I love my Canon S3 IS except for the flash. It's a pop up, no hot shoe, and it's either up or down. That's it. I can't angle it or turn it. They don't make a Puffer for the S3. My sister in law, Suezanne, told me about Puffers. She takes the most amazing shots and is a master with the flash. When she shoots faces out at night, on the town, no one ever looks washed out. The flash is always perfect. Her Puffer has a lot to do with that--not to mention skill.
I've been trying to make my own flash diffuser for a while now. I've come up with a couple of things that worked, sort of, but none of them stayed put very well on the camera which often meant I was supporting my jerry-rigged diffuser with one hand and shooting with the other. Annoying.
But, last night, I had a brainstorm. It was actually because of something another S3 user said. It made me realize there WAS a way to have a diffuser that I could attach to my camera while I took photos, it doesn't come off easily, and it's CHEAP! I should add that it requires that the lens adapter be attached to the camera--the lens adapter for the S3 is what allows one to attach the wide angle, macro, or tele-converter lenses as well as any filters.
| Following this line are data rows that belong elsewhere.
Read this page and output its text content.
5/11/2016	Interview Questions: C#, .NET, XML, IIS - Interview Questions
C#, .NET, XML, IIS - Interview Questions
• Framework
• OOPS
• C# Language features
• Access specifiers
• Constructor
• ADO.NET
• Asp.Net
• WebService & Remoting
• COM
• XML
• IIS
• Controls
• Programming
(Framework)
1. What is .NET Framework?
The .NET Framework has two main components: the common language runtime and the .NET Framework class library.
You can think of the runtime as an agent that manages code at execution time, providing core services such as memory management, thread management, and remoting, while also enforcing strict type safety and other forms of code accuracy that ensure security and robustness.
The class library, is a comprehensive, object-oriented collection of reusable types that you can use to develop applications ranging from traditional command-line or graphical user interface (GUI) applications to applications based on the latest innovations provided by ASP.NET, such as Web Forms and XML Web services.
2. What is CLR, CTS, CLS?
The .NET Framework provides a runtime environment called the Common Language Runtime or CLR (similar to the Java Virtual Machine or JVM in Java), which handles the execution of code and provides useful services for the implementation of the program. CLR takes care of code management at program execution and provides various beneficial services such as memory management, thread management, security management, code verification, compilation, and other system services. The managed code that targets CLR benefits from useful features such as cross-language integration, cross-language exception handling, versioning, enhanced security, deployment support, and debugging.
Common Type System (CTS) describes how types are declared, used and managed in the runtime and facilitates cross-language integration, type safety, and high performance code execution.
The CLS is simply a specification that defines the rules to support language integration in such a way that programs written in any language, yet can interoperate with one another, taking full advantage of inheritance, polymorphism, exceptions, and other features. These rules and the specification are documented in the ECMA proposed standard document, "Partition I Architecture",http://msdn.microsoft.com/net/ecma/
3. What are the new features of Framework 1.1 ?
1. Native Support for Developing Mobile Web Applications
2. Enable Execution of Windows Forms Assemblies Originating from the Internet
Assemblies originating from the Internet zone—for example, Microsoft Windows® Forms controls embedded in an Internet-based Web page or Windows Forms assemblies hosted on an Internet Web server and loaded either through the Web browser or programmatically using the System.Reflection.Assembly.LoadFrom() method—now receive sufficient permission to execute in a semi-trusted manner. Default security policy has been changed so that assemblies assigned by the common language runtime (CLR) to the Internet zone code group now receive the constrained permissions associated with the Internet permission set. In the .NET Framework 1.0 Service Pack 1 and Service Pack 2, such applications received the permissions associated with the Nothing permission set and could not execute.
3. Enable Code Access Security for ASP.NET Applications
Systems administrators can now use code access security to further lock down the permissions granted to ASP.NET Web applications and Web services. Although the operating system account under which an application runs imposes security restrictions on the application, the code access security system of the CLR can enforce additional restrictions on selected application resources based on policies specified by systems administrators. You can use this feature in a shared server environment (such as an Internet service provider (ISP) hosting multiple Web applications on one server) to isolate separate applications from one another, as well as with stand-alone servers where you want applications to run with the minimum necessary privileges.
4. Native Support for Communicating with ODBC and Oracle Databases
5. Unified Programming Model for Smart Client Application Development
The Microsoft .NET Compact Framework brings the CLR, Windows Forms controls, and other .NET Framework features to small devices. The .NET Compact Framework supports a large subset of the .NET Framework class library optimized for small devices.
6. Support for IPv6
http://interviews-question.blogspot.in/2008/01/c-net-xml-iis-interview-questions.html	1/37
My new diffuser did a great job last night as I was shooting the making of Cortido--see those photos HERE. I had to do very little color correction, it worked great.
Today's test photos, however, all came out with some sickly yellow/brown tones that I could not completely correct. So, perhaps, my new diffuser needs just a little more work. That's okay! It will work really well for me for now--especially for indoor shots and macro shots. Yes! It works really well for those!
I upgraded since this morning. No more yellow ucky! SOOO much better. No color correction needed!
Here's the New Version of my S3 flash diffuser. I can't wait to use it for some real shooting! Won't exactly make me look like a pro, but so what?
There's more. After updating this entry I went to the dollar store. I've read online where people talk about turning a ping pong ball into a diffuser by cutting a hole in it and sliding it over their pop-up flash. That didn't feel right to me, a ping pong ball is so small, you know? And the flash gets HOT. I'd be worried about melting the ball. Fortune was with me. I bought a cheap toy bat and hollow toy baseball set for $3. The "baseball" is a bit smaller than a real baseball and is made of some relatively thin white plastic that is easily cut with a razor blade. From the "ping pong ball diffuser" images I saw online, I feared that the toy baseball, too, would turn my images yellow. And it does, but not nearly as bad as the paper plate. And I AM shooting in a dark home--it's raining out and we don't have the best indoor lighting in the world. Yes, it's RAINING! WOO HOOO!!!!!!!
The "baseball" diffuser didn't do well on the macro shots--it doesn't diffuse the light enough to eliminate the shadow from the lens. The styrofoam plate reigns supreme in the macro experiment--but the ball diffuser will be handy nevertheless.